Se, come recita l’art. 34 della Costituzione – “la scuola è aperta a tutti”, a scuola nessuno è straniero; l’auspicio di Potere al Popolo è – ora più che mai – di non perdere mai di vista la centralità di questo principio nella pratica quotidiana: la scuola, uno degli ultimi presidi realmente democratici tra le istituzioni dello Stato, non può venir meno alle proprie responsabilità.

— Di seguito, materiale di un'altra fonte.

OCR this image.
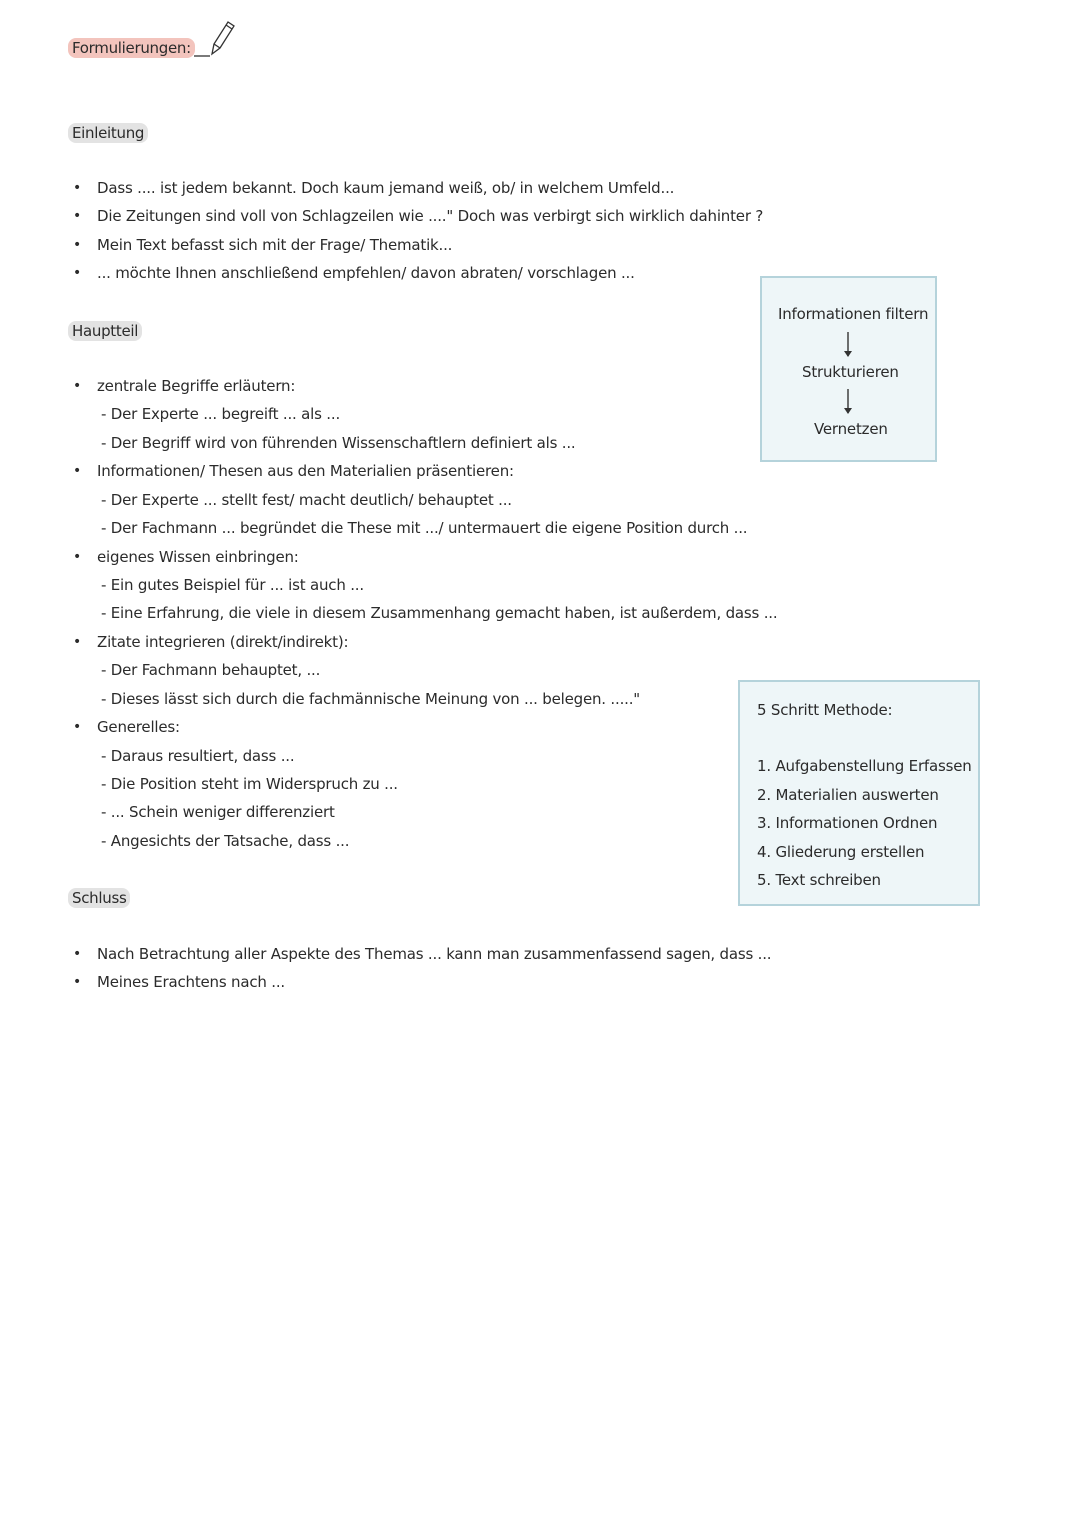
Formulierungen:
Einleitung
• Dass .... ist jedem bekannt. Doch kaum jemand weiß, ob/ in welchem Umfeld...
• Die Zeitungen sind voll von Schlagzeilen wie ...." Doch was verbirgt sich wirklich dahinter ?
• Mein Text befasst sich mit der Frage/ Thematik...
• ... möchte Ihnen anschließend empfehlen/ davon abraten/ vorschlagen ...
Hauptteil
• zentrale Begriffe erläutern:
- Der Experte ... begreift ... als ...
- Der Begriff wird von führenden Wissenschaftlern definiert als ...
• Informationen/ Thesen aus den Materialien präsentieren:
- Der Experte ... stellt fest/ macht deutlich/ behauptet ...
- Der Fachmann ... begründet die These mit .../ untermauert die eigene Position durch ...
• eigenes Wissen einbringen:
- Ein gutes Beispiel für ... ist auch ...
- Eine Erfahrung, die viele in diesem Zusammenhang gemacht haben, ist außerdem, dass ...
• Zitate integrieren (direkt/indirekt):
- Der Fachmann behauptet, ...
- Dieses lässt sich durch die fachmännische Meinung von ... belegen. ....."
• Generelles:
- Daraus resultiert, dass ...
- Die Position steht im Widerspruch zu ...
- ... Schein weniger differenziert
- Angesichts der Tatsache, dass ...
Schluss
• Nach Betrachtung aller Aspekte des Themas ... kann man zusammenfassend sagen, dass ...
• Meines Erachtens nach ...
Informationen filtern
Strukturieren
Vernetzen
5 Schritt Methode:
1. Aufgabenstellung Erfassen
2. Materialien auswerten
3. Informationen Ordnen
4. Gliederung erstellen
5. Text schreiben
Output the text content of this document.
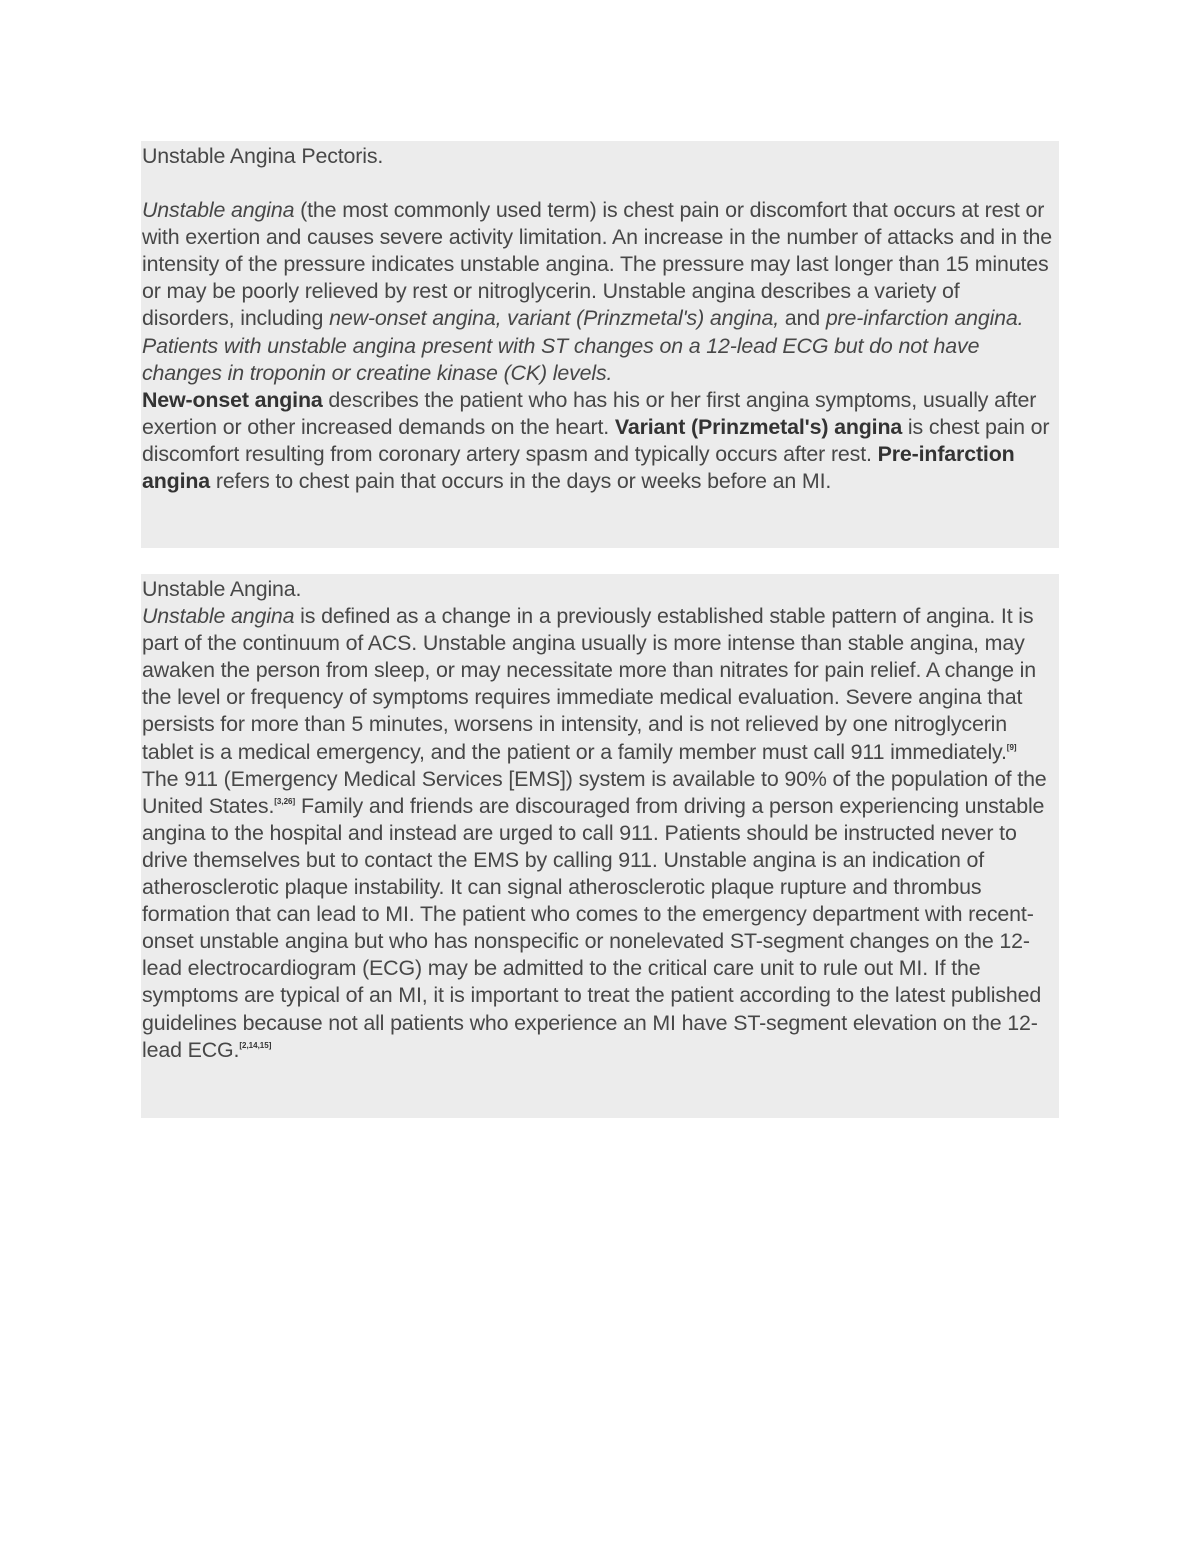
Unstable Angina Pectoris.
Unstable angina (the most commonly used term) is chest pain or discomfort that occurs at rest or with exertion and causes severe activity limitation. An increase in the number of attacks and in the intensity of the pressure indicates unstable angina. The pressure may last longer than 15 minutes or may be poorly relieved by rest or nitroglycerin. Unstable angina describes a variety of disorders, including new-onset angina, variant (Prinzmetal's) angina, and pre-infarction angina. Patients with unstable angina present with ST changes on a 12-lead ECG but do not have changes in troponin or creatine kinase (CK) levels.
New-onset angina describes the patient who has his or her first angina symptoms, usually after exertion or other increased demands on the heart. Variant (Prinzmetal's) angina is chest pain or discomfort resulting from coronary artery spasm and typically occurs after rest. Pre-infarction angina refers to chest pain that occurs in the days or weeks before an MI.
Unstable Angina.
Unstable angina is defined as a change in a previously established stable pattern of angina. It is part of the continuum of ACS. Unstable angina usually is more intense than stable angina, may awaken the person from sleep, or may necessitate more than nitrates for pain relief. A change in the level or frequency of symptoms requires immediate medical evaluation. Severe angina that persists for more than 5 minutes, worsens in intensity, and is not relieved by one nitroglycerin tablet is a medical emergency, and the patient or a family member must call 911 immediately.[9] The 911 (Emergency Medical Services [EMS]) system is available to 90% of the population of the United States.[3,26] Family and friends are discouraged from driving a person experiencing unstable angina to the hospital and instead are urged to call 911. Patients should be instructed never to drive themselves but to contact the EMS by calling 911. Unstable angina is an indication of atherosclerotic plaque instability. It can signal atherosclerotic plaque rupture and thrombus formation that can lead to MI. The patient who comes to the emergency department with recent-onset unstable angina but who has nonspecific or nonelevated ST-segment changes on the 12-lead electrocardiogram (ECG) may be admitted to the critical care unit to rule out MI. If the symptoms are typical of an MI, it is important to treat the patient according to the latest published guidelines because not all patients who experience an MI have ST-segment elevation on the 12-lead ECG.[2,14,15]
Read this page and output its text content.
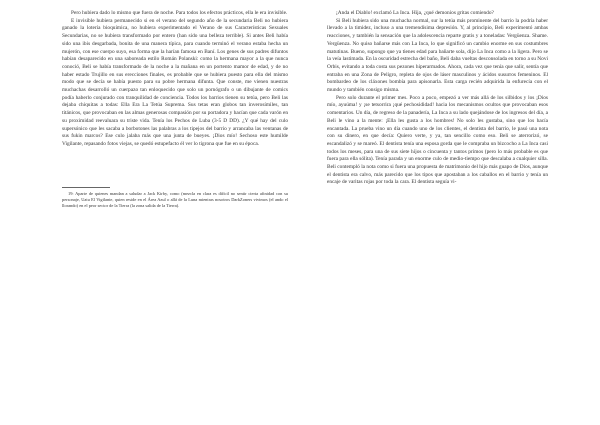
Pero hubiera dado lo mismo que fuera de noche. Para todos los efectos prácticos, ella le era invisible.

E invisible hubiera permanecido si en el verano del segundo año de la secundaria Beli no hubiera ganado la lotería bioquímica, no hubiera experimentado el Verano de sus Características Sexuales Secundarias, no se hubiera transformado por entero (han sido una belleza terrible). Si antes Beli había sido una ibis desgarbada, bonita de una manera típica, para cuando terminó el verano estaba hecha un mujerón, con ese cuerpo suyo, esa forma que la harían famosa en Baní. Los genes de sus padres difuntos habían desaparecido en una saboreada estilo Román Polanski: como la hermana mayor a la que nunca conoció, Beli se había transformado de la noche a la mañana en un portento mamor de edad, y de no haber estado Trujillo en sus erecciones finales, es probable que se hubiera puesto para ella del mismo modo que se decía se había puesto para su pobre hermana difunta. Que conste, me vienen nuestras muchachas desarrolló un cuerpazo tan enloquecido que solo un pornógrafo o un dibujante de comics podía haberlo conjurado con tranquilidad de conciencia. Todos los barrios tienen su tetúa, pero Beli las dejaba chiquitas a todas: Ella Era La Tetúa Suprema. Sus tetas eran globos tan inverosímiles, tan titánicos, que provocaban en las almas generosas compasión por su portadora y hacían que cada varón en su proximidad reevaluara su triste vida. Tenía los Pechos de Luba (3-5 D DD). ¿Y qué hay del culo supersónico que les sacaba a borbotones las palabras a los tipejos del barrio y arrancaba las ventanas de sus fukin marcos? Ese culo jalaba más que una junta de bueyes. ¡Dios mío! Sechoso este humilde Vigilante, repasando fotos viejas, se quedó estupefacto él ver lo tigrona que fue en su época.

19: Aparte de quienes mandan a saludar a Jack Kirby, como (mezcla en clara es difícil no sentir cierta afinidad con su personaje, Uatu El Vigilante, quien reside en el Área Azul o allá de la Luna mientras nosotros DarkZoners vivimos (el ando el llorando) en el peor sector de la Tierra (la zona salida de la Tierra).

¡Anda el Diablo! exclamó La Inca. Hija, ¿qué demonios gritas comiendo?

Si Beli hubiera sido una muchacha normal, sur la tetúa más prominente del barrio la podría haber llevado a la timidez, incluso a una tremendísima depresión. Y, al principio, Beli experimentó ambas reacciones, y también la sensación que la adolescencia reparte gratis y a toneladas: Vergüenza. Shame. Vergüenza. No quiso bañarse más con La Inca, lo que significó un cambio enorme en sus costumbres matutinas. Bueno, supongo que ya tienes edad para bañarte sola, dijo La Inca como a la ligera. Pero se la veía lastimada. En la oscuridad estrecha del baño, Beli daba vueltas desconsolada en torno a su Novi Orbis, evitando a toda costa sus pezones hiperarmados. Ahora, cada vez que tenía que salir, sentía que entraba en una Zona de Peligro, repleta de ojos de láser masculinos y ácidos susurros femeninos. El bombardeo de los cláxones bombía para apisonarla. Esta carga recién adquirida la enfurecía con el mundo y también consigo misma.

Pero solo durante el primer mes. Poco a poco, empezó a ver más allá de los silbidos y los ¡Dios mío, ayuúma! y ¡se tetsorrira ¡qué pechosididad! hacia los mecanismos ocultos que provocaban esos comentarios. Un día, de regreso de la panadería, La Inca a su lado quejándose de los ingresos del día, a Beli le vino a la mente: ¡Ella les gusta a los hombres! No solo les gustaba, sino que los hacía encantada. La prueba vino un día cuando uno de los clientes, el dentista del barrio, le pasó una nota con su dinero, en que decía: Quiero verte, y ya, tan sencillo como eso. Beli se aterrorizó, se escandalizó y se mareó. El dentista tenía una esposa gorda que le compraba un bizcocho a La Inca casi todos los meses, para una de sus siete hijos o cincuenta y tantos primos (pero lo más probable es que fuera para ella sólita). Tenía parada y un enorme culo de medio-tiempo que descalaba a cualquier silla. Beli contempló la nota como si fuera una propuesta de matrimonio del hijo más guapo de Dios, aunque el dentista era calvo, más parecido que los tipos que apostaban a los caballos en el barrio y tenía un encaje de varitas rojas por toda la cara. El dentista seguía vi-
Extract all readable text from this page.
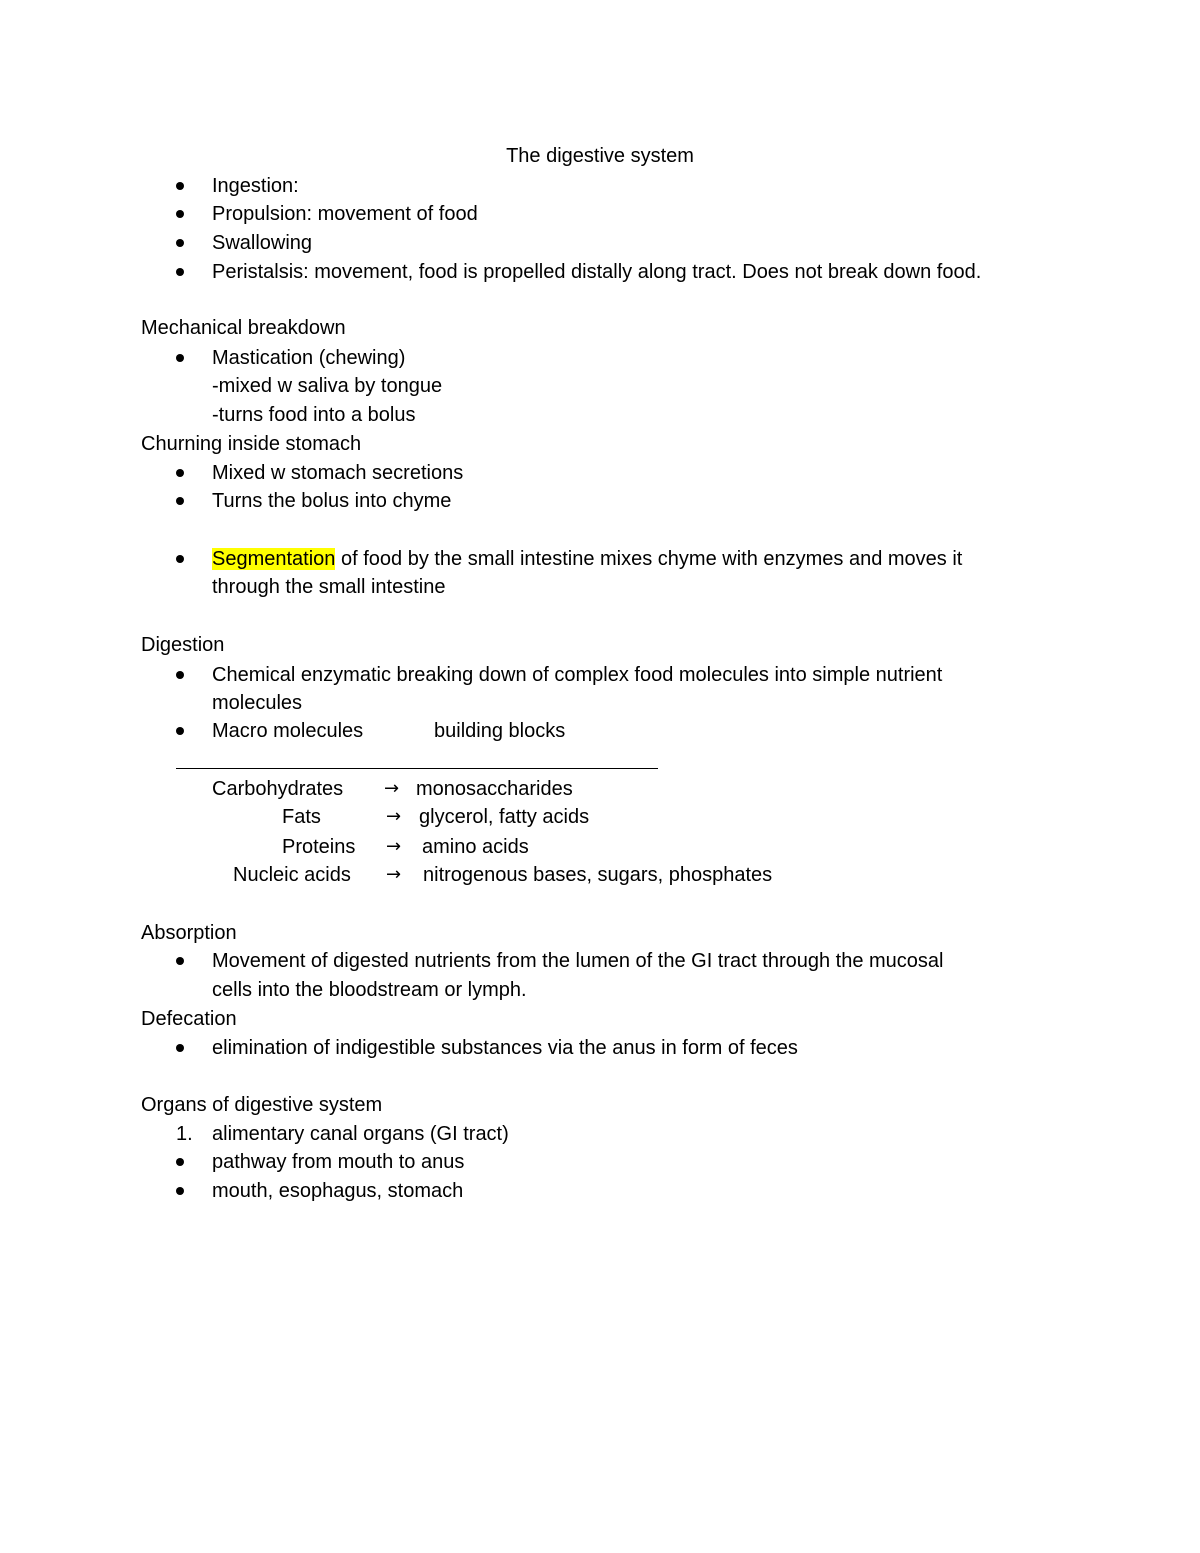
The digestive system
Ingestion:
Propulsion: movement of food
Swallowing
Peristalsis: movement, food is propelled distally along tract. Does not break down food.
Mechanical breakdown
Mastication (chewing)
-mixed w saliva by tongue
-turns food into a bolus
Churning inside stomach
Mixed w stomach secretions
Turns the bolus into chyme
Segmentation of food by the small intestine mixes chyme with enzymes and moves it
through the small intestine
Digestion
Chemical enzymatic breaking down of complex food molecules into simple nutrient
molecules
Macro molecules	building blocks
Carbohydrates → monosaccharides
Fats	→ glycerol, fatty acids
Proteins → amino acids
Nucleic acids → nitrogenous bases, sugars, phosphates
Absorption
Movement of digested nutrients from the lumen of the GI tract through the mucosal
cells into the bloodstream or lymph.
Defecation
elimination of indigestible substances via the anus in form of feces
Organs of digestive system
1. alimentary canal organs (GI tract)
pathway from mouth to anus
mouth, esophagus, stomach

Continuità: il neo-ministro Bussetti, ex responsabile dell’ambito X (Milano) dell’Ufficio Scolastico Regionale della Lombardia, leghista, grande sostenitore del “modello lombardo” propugnato da Valentina Aprea (centrato sul binomio alternanza-autonomia scolastica), dopo aver propagandato come “epocale” la disapplicazione della “chiamata diretta” (in realtà mai applicata, considerata la resistenza dei dirigenti scolastici ad attuarla) e spiegato che l’alternanza scuola lavoro è utile e non si tocca, dopo aver ribadito i finanziamenti sempre crescenti alle scuole paritarie, con capziosa interpretazione del principio della libertà di scelta e della laicità della scuola, ha recentemente posto l’attenzione su due temi: la necessità di legare il salario al “merito”; l’imminente realizzazione dell’ultimo decreto legislativo previsto dalla legge 107/15 (“Buona scuola”): revisione del testo unico e riforma degli organi collegiali, conclusione dell’attuazione della norma che ha decostituzionalizzato la scuola pubblica.
Parole antiche, che si pongono – senza soluzione di continuità con il governo precedente – nella scia della meritocrazia, per giunta discrezionale, e dell’attacco alla democrazia scolastica. E pensare che i partner di governo – M5S – avevano basato la propria campagna elettorale anche sulla cancellazione della Buona Scuola, proposito prontamente emendato nel “contratto”.
Al contrario, il governo di propone di concludere quanto prima l’operazione inaugurata da Renzi e Giannini. E poco rassicura l’emendamento al MilleProroghe, che posticipa di due anni test Invalsi e sostituzione della III prova con l’esperienza di alternanza scuola-lavoro all’esame di Stato: si tratta di evidenti tentativi di non sconfessare completamente i proclami pre-elettorali.
Rimozione e continuità – dunque – camminano di pari passo: la scuola, coerentemente con un progetto violentemente ideologico concepito dai poteri forti europei, cui dall’autonomia alla 107/15 l’Italia ha risposto prontamente, deve cessare quanto prima di essere presidio di democrazia.Ne va della riuscita del progetto stesso.
Buon anno scolastico di resistenza e lotte.